13. The IHS of claim 7, wherein each of the first storage operations and the second operations include at least one of program operations or erase operations.

14. A method for avoiding die collisions when performing storage operations in a storage subsystem, comprising:

performing, by a storage operation subsystem, first storage operations for a first superblock using a first die in a storage subsystem that provides the first superblock;

determining, by the storage operation subsystem, second storage operations for performance for a second superblock provided by the storage subsystem;

identifying, by the storage operation subsystem without a fixed die storage operation order, a second die in the storage subsystem that is available to perform the second storage operations for the second superblock while at least some of the first storage operations are performed for the first superblock using the first die in the storage subsystem; and

performing, by the storage operation subsystem, the second storage operations for the second superblock using the second die in the storage subsystem.

15. The method of claim 14, wherein the identifying the second die in the storage subsystem that is available to perform the second storage operations for the second superblock includes:

identifying, by the storage operation subsystem, the second die in the storage subsystem is being used to perform third storage operations; and

determining, by the storage operation subsystem, that the second die in the storage subsystem will be idle prior to a plurality of third die in the storage subsystem and, in response, identifying that the second die is available to perform the second storage operations for the second superblock.

16. The method of claim 14, wherein the performing the second storage operations for the second superblock using the second die in the storage subsystem includes:

determining, by the storage operation subsystem, that the third storage operations being performed using the second die in the storage subsystem have completed and, in response, performing the second storage operations for the second superblock using the second die in the storage subsystem.
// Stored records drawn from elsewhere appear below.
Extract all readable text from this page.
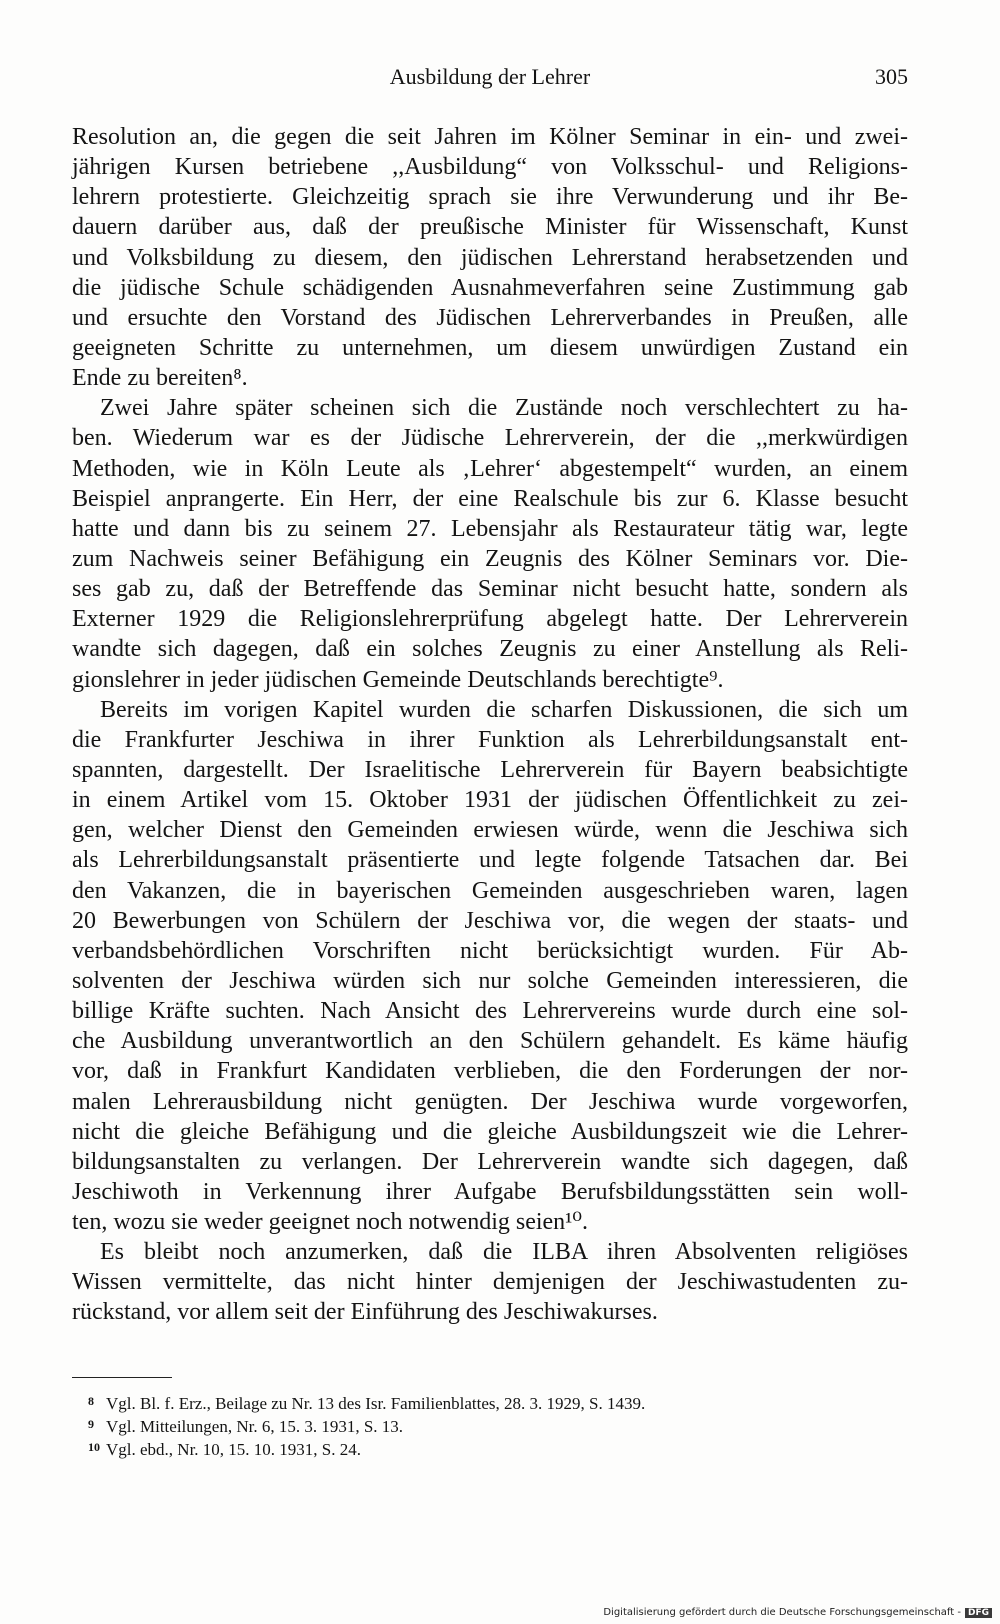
Ausbildung der Lehrer	305
Resolution an, die gegen die seit Jahren im Kölner Seminar in ein- und zwei-
jährigen Kursen betriebene ,,Ausbildung“ von Volksschul- und Religions-
lehrern protestierte. Gleichzeitig sprach sie ihre Verwunderung und ihr Be-
dauern darüber aus, daß der preußische Minister für Wissenschaft, Kunst
und Volksbildung zu diesem, den jüdischen Lehrerstand herabsetzenden und
die jüdische Schule schädigenden Ausnahmeverfahren seine Zustimmung gab
und ersuchte den Vorstand des Jüdischen Lehrerverbandes in Preußen, alle
geeigneten Schritte zu unternehmen, um diesem unwürdigen Zustand ein
Ende zu bereiten⁸.
Zwei Jahre später scheinen sich die Zustände noch verschlechtert zu ha-
ben. Wiederum war es der Jüdische Lehrerverein, der die ,,merkwürdigen
Methoden, wie in Köln Leute als ‚Lehrer‘ abgestempelt“ wurden, an einem
Beispiel anprangerte. Ein Herr, der eine Realschule bis zur 6. Klasse besucht
hatte und dann bis zu seinem 27. Lebensjahr als Restaurateur tätig war, legte
zum Nachweis seiner Befähigung ein Zeugnis des Kölner Seminars vor. Die-
ses gab zu, daß der Betreffende das Seminar nicht besucht hatte, sondern als
Externer 1929 die Religionslehrerprüfung abgelegt hatte. Der Lehrerverein
wandte sich dagegen, daß ein solches Zeugnis zu einer Anstellung als Reli-
gionslehrer in jeder jüdischen Gemeinde Deutschlands berechtigte⁹.
Bereits im vorigen Kapitel wurden die scharfen Diskussionen, die sich um
die Frankfurter Jeschiwa in ihrer Funktion als Lehrerbildungsanstalt ent-
spannten, dargestellt. Der Israelitische Lehrerverein für Bayern beabsichtigte
in einem Artikel vom 15. Oktober 1931 der jüdischen Öffentlichkeit zu zei-
gen, welcher Dienst den Gemeinden erwiesen würde, wenn die Jeschiwa sich
als Lehrerbildungsanstalt präsentierte und legte folgende Tatsachen dar. Bei
den Vakanzen, die in bayerischen Gemeinden ausgeschrieben waren, lagen
20 Bewerbungen von Schülern der Jeschiwa vor, die wegen der staats- und
verbandsbehördlichen Vorschriften nicht berücksichtigt wurden. Für Ab-
solventen der Jeschiwa würden sich nur solche Gemeinden interessieren, die
billige Kräfte suchten. Nach Ansicht des Lehrervereins wurde durch eine sol-
che Ausbildung unverantwortlich an den Schülern gehandelt. Es käme häufig
vor, daß in Frankfurt Kandidaten verblieben, die den Forderungen der nor-
malen Lehrerausbildung nicht genügten. Der Jeschiwa wurde vorgeworfen,
nicht die gleiche Befähigung und die gleiche Ausbildungszeit wie die Lehrer-
bildungsanstalten zu verlangen. Der Lehrerverein wandte sich dagegen, daß
Jeschiwoth in Verkennung ihrer Aufgabe Berufsbildungsstätten sein woll-
ten, wozu sie weder geeignet noch notwendig seien¹⁰.
Es bleibt noch anzumerken, daß die ILBA ihren Absolventen religiöses
Wissen vermittelte, das nicht hinter demjenigen der Jeschiwastudenten zu-
rückstand, vor allem seit der Einführung des Jeschiwakurses.
8 Vgl. Bl. f. Erz., Beilage zu Nr. 13 des Isr. Familienblattes, 28. 3. 1929, S. 1439.
9 Vgl. Mitteilungen, Nr. 6, 15. 3. 1931, S. 13.
10 Vgl. ebd., Nr. 10, 15. 10. 1931, S. 24.
Digitalisierung gefördert durch die Deutsche Forschungsgemeinschaft - DFG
17. The method of claim 14, further comprising:

identifying, by the storage operation subsystem, the second die in the storage subsystem has been used less than a plurality of third die in the storage subsystem to perform storage operations and, in response, perform the second storage operations for the second superblock using the second die in the storage subsystem.

18. The method of claim 14, further comprising:

storing, by the storage operation subsystem in second superblock table for the second superblock and in response to performing the second storage operations for the second superblock using the second die in the storage subsystem, an identifier for the second die in the storage subsystem in association with a storage operation performance window.

19. The method of claim 18, further comprising:

storing, by the storage operation subsystem in the second superblock table for the second superblock in association with the storage operation performance window and in response to performing the second storage operations for the second superblock using the second die in the storage subsystem, an identifier for a wordline in the second die in the storage subsystem that was used to perform the second storage operations.

20. The method of claim 14, wherein each of the first storage operations and the second operations include at least one of program operations or erase operations.